Henry Bugbee
Henry Bugbee – A Lifelong Thinker on Nature and Wilderness
Henry Bugbee became an inconsequent lecturer at several renowned universities – Stanford, Harvard, Chatham College and Penn State – yet has fallen into relative obscurity despite his influential philosophizing on nature and wilderness. Yet his legacy continues to influence us today.
This book brings his work out of obscurity, beginning with student writings and moving through published and unpublished work.
Early Life and Education
Bugbee was an avid reader, yet his ideas often languished in relative obscurity. This book introduces him as an early environmental philosopher and deep thinker about nature.
This volume presents Rodick’s writings from various stages in his academic life: undergraduate thesis and dissertation, essays published during his lifetime and four never before published pieces as well as an extended interview recorded near the end of his life. Although his selections appear disparate at first glance, Rodick notes that strikingly coherent themes emerge.
Born into an affluent family in 1915, he fled Manhattan’s preppy world at Hotchkiss School and spent seasons hoboing to Wyoming hay farms before attending Princeton University and later UC Berkeley for his doctorate studies in philosophy. While aboard a wartime mine sweeper ship in the Pacific he overcame writer’s block and realigned his focus toward philosophy as his studies.
Professional Career
Bugbee earned his bachelor’s degree from Princeton University in 1936 with his thesis entitled, “In Demonstration of Spirit.” Following this, he relocated westward for graduate studies at Berkeley but his academic pursuit was interrupted by World War II minesweeping duties.
Bugbee made waves with his 1957 publication of The Inward Morning, a daybook which combined East and West, nature and culture, the personal and universal. While its release left critics puzzled, readers appreciated his poetic philosophy of wilderness living.
The collection contains typescripts from lectures throughout Bugbee’s teaching career at universities including University of Nevada Reno Stanford Harvard and Montana where he taught for decades. There is also class material, correspondence notes and other writings by him that show annotation and underlining, possibly made by him himself.
Achievement and Honors
Bugbee was an immensely popular president praised for his executive and organizational abilities as well as for championing arts, culture and education initiatives. Additionally, he championed academic freedom.
His philosophical daybook, The Inward Morning, bridges East and West, nature and culture, the personal and universal. It has since become an underground classic that continues to influence a generation of philosophers.
At Allegheny, he implemented an energetic building program, retrofitting Bentley and Ruter halls and setting up cooperative boarding with Philo-Franklin and Ossoli women’s boarding houses as well as encouraging literary societies. Additionally, he served in World War II in both minesweeping and patrol duty, earning himself the Distinguished Service Medal in recognition.
Personal Life
Henry Greenwood Bugbee was born and raised in Hotchkiss, Colorado. After attending Princeton University for his undergraduate studies and Berkeley for graduate work in 1936 respectively, he interrupted both to serve in World War II’s Pacific Theater Navy as captain of a minesweeper minesweeper as Captain Henry G. Bugbee a minesweeper captain.
Bugbee’s writing not only drew on philosophical canon, but drew from various sources beyond it: from Plato and Aristotle to Herman Melville, Charles M. Doughty, Franz Kafka. He frequently invoked the power of “wild nature” while drawing parallels between himself and Thoreau.

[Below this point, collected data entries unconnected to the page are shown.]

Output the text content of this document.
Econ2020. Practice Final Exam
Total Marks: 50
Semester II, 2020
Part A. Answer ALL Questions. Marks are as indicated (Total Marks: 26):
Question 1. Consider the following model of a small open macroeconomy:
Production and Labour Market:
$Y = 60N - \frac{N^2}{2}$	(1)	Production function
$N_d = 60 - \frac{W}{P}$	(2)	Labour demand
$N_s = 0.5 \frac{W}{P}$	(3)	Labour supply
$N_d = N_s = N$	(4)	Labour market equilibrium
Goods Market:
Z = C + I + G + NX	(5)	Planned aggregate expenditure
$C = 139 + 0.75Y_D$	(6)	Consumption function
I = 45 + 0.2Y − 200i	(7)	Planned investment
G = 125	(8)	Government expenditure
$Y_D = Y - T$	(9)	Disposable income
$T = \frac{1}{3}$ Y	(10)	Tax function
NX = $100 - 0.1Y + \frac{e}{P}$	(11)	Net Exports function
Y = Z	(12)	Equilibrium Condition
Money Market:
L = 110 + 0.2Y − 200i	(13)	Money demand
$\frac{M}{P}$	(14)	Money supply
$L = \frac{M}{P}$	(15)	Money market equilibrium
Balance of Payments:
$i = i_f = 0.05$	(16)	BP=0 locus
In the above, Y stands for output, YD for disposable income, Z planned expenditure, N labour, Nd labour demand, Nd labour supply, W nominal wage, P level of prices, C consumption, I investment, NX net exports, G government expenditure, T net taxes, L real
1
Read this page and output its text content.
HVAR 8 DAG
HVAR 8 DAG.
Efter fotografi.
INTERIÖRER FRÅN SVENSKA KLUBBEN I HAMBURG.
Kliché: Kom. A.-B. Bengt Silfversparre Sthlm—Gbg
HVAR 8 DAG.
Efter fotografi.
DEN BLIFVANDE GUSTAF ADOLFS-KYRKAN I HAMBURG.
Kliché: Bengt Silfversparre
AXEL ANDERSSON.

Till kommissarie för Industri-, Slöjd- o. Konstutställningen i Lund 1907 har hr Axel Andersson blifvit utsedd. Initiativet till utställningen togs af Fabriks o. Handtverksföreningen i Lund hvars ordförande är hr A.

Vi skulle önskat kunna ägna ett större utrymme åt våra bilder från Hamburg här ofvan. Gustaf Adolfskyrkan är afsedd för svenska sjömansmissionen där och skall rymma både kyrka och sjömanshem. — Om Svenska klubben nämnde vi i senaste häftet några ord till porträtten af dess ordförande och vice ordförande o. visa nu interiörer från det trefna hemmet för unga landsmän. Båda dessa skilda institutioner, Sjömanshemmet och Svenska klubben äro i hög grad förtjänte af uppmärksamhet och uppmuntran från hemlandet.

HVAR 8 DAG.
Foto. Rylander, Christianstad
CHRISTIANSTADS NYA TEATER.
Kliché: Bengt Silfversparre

He married Sally Moore and had five children: Ann Berkley from Lake Oswego, Joan Jackson of Cordova Alaska, Libby Bugbee of Missoula Montana, Morgan Bugbee from Beaverton Oregon and Taj Bugbee from Great Falls Montana as well as two stepchildren.
Net Worth
His net worth is estimated to be $3 Million. He has held various management roles within the shipping industry and currently holds senior partnership at Scorpio Tankers Inc and co-founds Hermitage Offshore Services Ltd as senior partner and co-founder respectively. Prior to its sale, OMI Corporation (aka “OMI for short”), which had NYSE-listed oil tanker shares until 2007, was under his leadership and served as its President until its sale.
Bugbee uses wilderness and nature as the backdrop to his book The Inward Morning to explore themes related to self-discovery. Following in Basho’s footsteps, he makes use of both literal and figurative themes to convey man’s journey of self-realization in nature, helping us find balance between mind and heart (Conway 260). Hamill also highlights this aspect of Basho’s poetry which relies heavily upon this setting for discussion of self-realization (Conway 261).